Satanée sorcière. Elle lui faisait probablement perdre son temps, mais…

« Très bien, » soupira-t-il. « Qu’est-ce que vous voulez ? »

Le sourire de la sorcière s’élargit.

L’espace autour de Zorian se troubla, et il se trouvait maintenant de retour à Knyazov Dveri, dans l’une des rues les moins fréquentées afin d’être certain que personne ne le verrait se téléporter. Ça ne serait as un gros problème si quelqu’un apprenait qu’il connaissait le sort de téléportation, mais en même temps cela lui vaudrait d’attirer l’attention sur lui, ce qu’il voulait éviter. Peu de mages étaient prêts à apprendre ce sort à un adolescent de quinze ans, et encore moins d’adolescents de quinze ans seraient capables de l’apprendre. Pour l’instant, il valait mieux rester discret à ce sujet.

Voyant que personne ne l’avait vu arriver, il quitta rapidement la rue et se dirigea vers la place centrale de la ville pour acheter quelque chose à grignoter, avant d’être soudainement attiré par les cris d’un jeune vendeur de journaux.

« Bouleversant ! » cria le garçon. « Une compagnie entière de mercenaires de Cyoria retrouvée morte ! Des monstres rôdent dans les rues ! Coïncidence ou conspiration ? Trouvez toutes les informations dans l’édition du jour ! Bouleversant ! »
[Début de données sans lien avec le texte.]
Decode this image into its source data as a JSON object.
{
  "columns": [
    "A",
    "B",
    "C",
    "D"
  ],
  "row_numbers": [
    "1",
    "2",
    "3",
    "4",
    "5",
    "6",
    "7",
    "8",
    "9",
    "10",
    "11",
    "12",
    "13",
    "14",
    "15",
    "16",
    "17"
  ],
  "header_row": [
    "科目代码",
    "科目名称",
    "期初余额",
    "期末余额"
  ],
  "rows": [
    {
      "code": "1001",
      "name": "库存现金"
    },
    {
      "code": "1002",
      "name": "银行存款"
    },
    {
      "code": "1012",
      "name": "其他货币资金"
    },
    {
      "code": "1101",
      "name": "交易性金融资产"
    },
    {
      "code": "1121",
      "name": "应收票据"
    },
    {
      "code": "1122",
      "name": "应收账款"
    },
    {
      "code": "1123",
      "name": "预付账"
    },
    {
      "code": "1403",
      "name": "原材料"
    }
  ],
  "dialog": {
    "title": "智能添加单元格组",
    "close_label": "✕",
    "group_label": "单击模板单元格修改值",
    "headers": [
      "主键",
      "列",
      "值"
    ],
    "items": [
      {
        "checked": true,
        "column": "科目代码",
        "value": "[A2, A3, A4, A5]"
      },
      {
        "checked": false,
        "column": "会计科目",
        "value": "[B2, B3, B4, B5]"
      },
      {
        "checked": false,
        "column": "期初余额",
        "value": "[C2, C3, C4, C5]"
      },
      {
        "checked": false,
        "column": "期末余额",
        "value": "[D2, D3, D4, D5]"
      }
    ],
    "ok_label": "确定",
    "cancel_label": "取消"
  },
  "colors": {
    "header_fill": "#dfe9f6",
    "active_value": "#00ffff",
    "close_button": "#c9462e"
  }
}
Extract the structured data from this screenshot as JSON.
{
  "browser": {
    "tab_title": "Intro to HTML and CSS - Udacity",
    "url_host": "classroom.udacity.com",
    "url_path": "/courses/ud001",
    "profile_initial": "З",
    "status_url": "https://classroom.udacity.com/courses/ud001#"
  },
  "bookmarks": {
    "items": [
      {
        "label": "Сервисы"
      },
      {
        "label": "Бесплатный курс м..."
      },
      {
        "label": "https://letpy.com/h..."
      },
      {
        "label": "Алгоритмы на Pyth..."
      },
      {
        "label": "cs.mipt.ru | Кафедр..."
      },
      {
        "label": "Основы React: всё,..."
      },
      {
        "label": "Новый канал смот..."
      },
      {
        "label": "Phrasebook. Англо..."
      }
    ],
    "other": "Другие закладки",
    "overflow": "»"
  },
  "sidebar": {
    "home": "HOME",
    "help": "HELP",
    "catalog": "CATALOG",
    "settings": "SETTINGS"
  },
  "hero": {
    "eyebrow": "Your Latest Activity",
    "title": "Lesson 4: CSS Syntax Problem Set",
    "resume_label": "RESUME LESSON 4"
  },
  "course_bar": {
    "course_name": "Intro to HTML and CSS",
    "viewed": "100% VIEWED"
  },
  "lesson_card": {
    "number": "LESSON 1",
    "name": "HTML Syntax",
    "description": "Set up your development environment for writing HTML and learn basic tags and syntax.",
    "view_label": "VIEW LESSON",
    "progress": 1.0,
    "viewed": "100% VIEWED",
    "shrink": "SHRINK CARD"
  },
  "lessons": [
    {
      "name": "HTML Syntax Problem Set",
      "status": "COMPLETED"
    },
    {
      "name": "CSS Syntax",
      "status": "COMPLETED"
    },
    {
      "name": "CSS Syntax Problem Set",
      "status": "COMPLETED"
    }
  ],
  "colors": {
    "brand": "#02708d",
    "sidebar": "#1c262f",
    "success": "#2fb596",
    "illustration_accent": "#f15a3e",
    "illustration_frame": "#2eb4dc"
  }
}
Eh bien… ça semblait intéressant. Zorian s’approcha discrètement du garçon et acheta un exemplaire du journal. Il se trouva ensuite un coin tranquille et commença à lire.

Comme il l’avait suspecté, la compagnie de mercenaire qui avait été retrouvée morte était celle que lui et les aranéas avaient embauché pour participer à l’embuscade : il y avait une photo de l’homme qui dirigeait le groupe, et Zorian aurait pu le reconnaître n’importe où grâce à sa cicatrice au-dessus de son œil droit. Apparemment, ils avaient été retrouvés morts dès le début de la boucle, sans aucun indice sur qui les avait tués ni pourquoi. Évidemment, cela généra beaucoup d’intérêt, car ce n’était clairement pas naturel. En effet, le fait que quelqu’un ait réussi à annihiler un groupe entier de mages de combat expérimentés en une seule nuit, qui n’étaient pas tous en train de dormir, et dont certains avaient des protections très lourdes était vraiment troublant.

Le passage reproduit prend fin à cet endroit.